Until or unless they stop being bad actors, everyone should pirate their stuff. Free Luigi.


Holy non sequitur, batman.


Whenever someone cites Citizens United, I'm 99.9% sure they have no idea what that ruling was about.


In other words: you are a reactionary who thinks little of others. Noted.


No because you literally have no idea what the citizen united ruling was based on what you wrote. Those 99.9% of people use “Citizen United” the way you used it. As a catch all for “corporate political contributions” except it wasn’t that impactful of a ruling regarding that.

If you actually know what it was then answer how does limiting non-electioneering advertisements from PACs for 30 days out of the year changes anything?


What percentage of global rich, obese people live in the US? This is the main market and the product would not exist if it could not command a high profit here. Besides that, I think the US prices are so high due to the insane medical insurance structure, not because the drug companies really make much more than in other countries.


The main reason drug development is so enormously expensive because the FDA makes it that way with their paranoid risk averse regulatory process and insanely restrictive requirements on what requires a doctor prescription.


> because the FDA makes it that way with their paranoid risk averse regulatory process

FDA is constrained by Congress here. Its function (safety and efficacy in advance of marketing) is required by legislation dating to the 60s. Feel free to advocate for Congress to change the law, but it isn't obvious it would be popular with Americans.

> insanely restrictive requirements on what requires a doctor prescription.

I don't think OTC vs Rx rules have much if any impact on drug development expenses.


OTC vs Rx has massive impact on sales volume which has a massive effect on pricing.


That has nothing to do with drug development expense, which is what you claimed originally.


On a unit cost basis, which is the only thing a customer cares about, it absolutely does.

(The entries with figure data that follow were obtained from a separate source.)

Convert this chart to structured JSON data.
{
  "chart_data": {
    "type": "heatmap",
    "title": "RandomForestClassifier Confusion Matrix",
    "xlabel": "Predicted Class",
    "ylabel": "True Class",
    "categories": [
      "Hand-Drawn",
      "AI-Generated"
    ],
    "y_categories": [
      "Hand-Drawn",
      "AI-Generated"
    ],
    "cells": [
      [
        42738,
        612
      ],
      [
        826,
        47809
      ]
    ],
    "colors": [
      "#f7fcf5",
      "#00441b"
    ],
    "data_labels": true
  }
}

You can cover the development costs at a much lower price point if you can sell more units.


You're now making an argument about end consumer prices, but this is unrelated to drug development expenses, your original claim.


As always, depends on the law. This is a bright line example of companies breaking the law to the direct tangible benefit of not only their customers but the population at large. Letting Novo Nordisk jack the price back up and deprive the vast majority of Americans access to the greatest good to public health in a century meanwhile is… maybe not the example you should be holding as the law working.

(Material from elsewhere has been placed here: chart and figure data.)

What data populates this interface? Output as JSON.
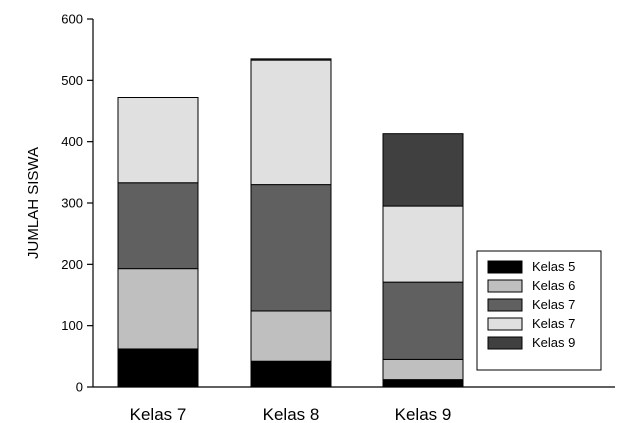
{
  "chart_data": {
    "type": "bar",
    "stacked": true,
    "title": "",
    "xlabel": "",
    "ylabel": "JUMLAH SISWA",
    "ylim": [
      0,
      600
    ],
    "yticks": [
      0,
      100,
      200,
      300,
      400,
      500,
      600
    ],
    "categories": [
      "Kelas 7",
      "Kelas 8",
      "Kelas 9"
    ],
    "series": [
      {
        "name": "Kelas 5",
        "color": "#000000",
        "values": [
          62,
          42,
          12
        ]
      },
      {
        "name": "Kelas 6",
        "color": "#bfbfbf",
        "values": [
          131,
          82,
          33
        ]
      },
      {
        "name": "Kelas 7",
        "color": "#606060",
        "values": [
          140,
          206,
          126
        ]
      },
      {
        "name": "Kelas 7",
        "color": "#e0e0e0",
        "values": [
          139,
          203,
          124
        ]
      },
      {
        "name": "Kelas 9",
        "color": "#404040",
        "values": [
          0,
          2,
          118
        ]
      }
    ],
    "legend": {
      "placement": "bottom-right"
    },
    "grid": false
  }
}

Yes, bootleggers can undercut legit competitors, providing a boon for consumers.

In this case, Novo developed the drug. In your view, why does Hims get credit for "the greatest good to public health in a century" and not the company that sank over $10B into developing Ozempic?

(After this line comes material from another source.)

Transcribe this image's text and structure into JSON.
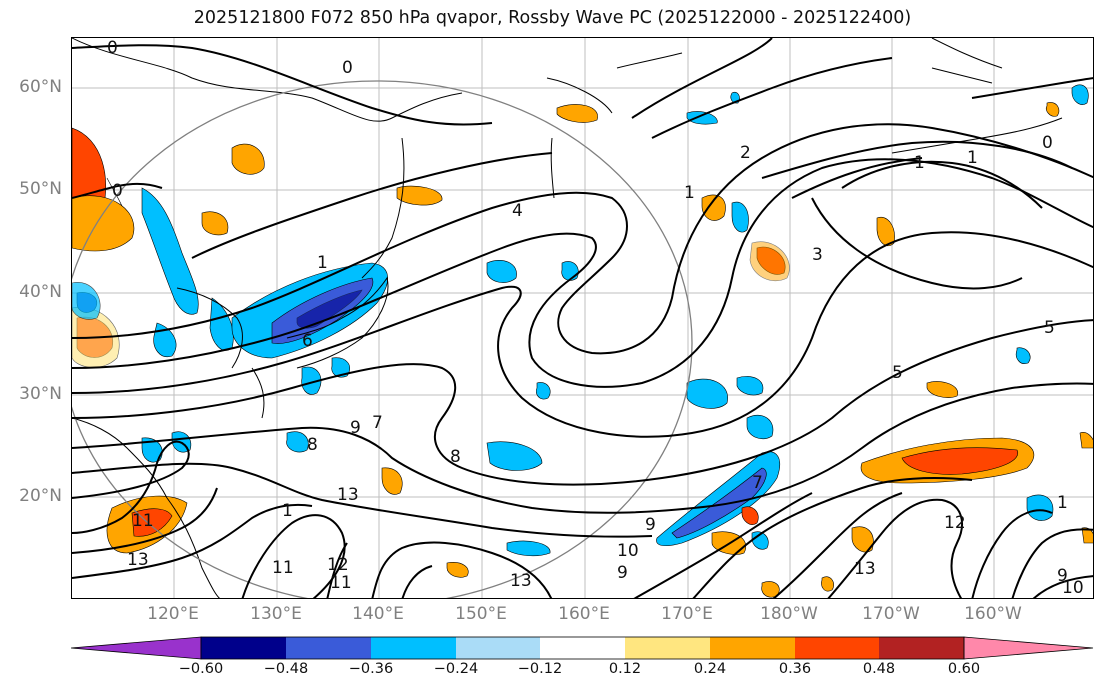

Of course, Novo faces competition from Lilly and every other pharma company in the world and continues to lower prices in the face of this competition.


And they provide a valuable service to their customers, I have a very positive association with various drug dealers I've had over the years. Say what you want but they're literally out on the streets serving their local community. For a more HN example, people in the real world are extremely pro piracy and view the people cracking DRM as doing a public good.

I fully expect the state to take action against the, to me, very obvious will of the people who are actively seeking out and purchasing these products. Clearly folks don't respect the legitimacy of IP rights in the same way they respect property rights since nobody blinks when buying compounded GLP but at the same time wouldn't shoplift at their local BestBuy.

So yeah the government's response isn't surprising but you won't see me cheering them on, and I don't think you should either. You literally stand to lose from it.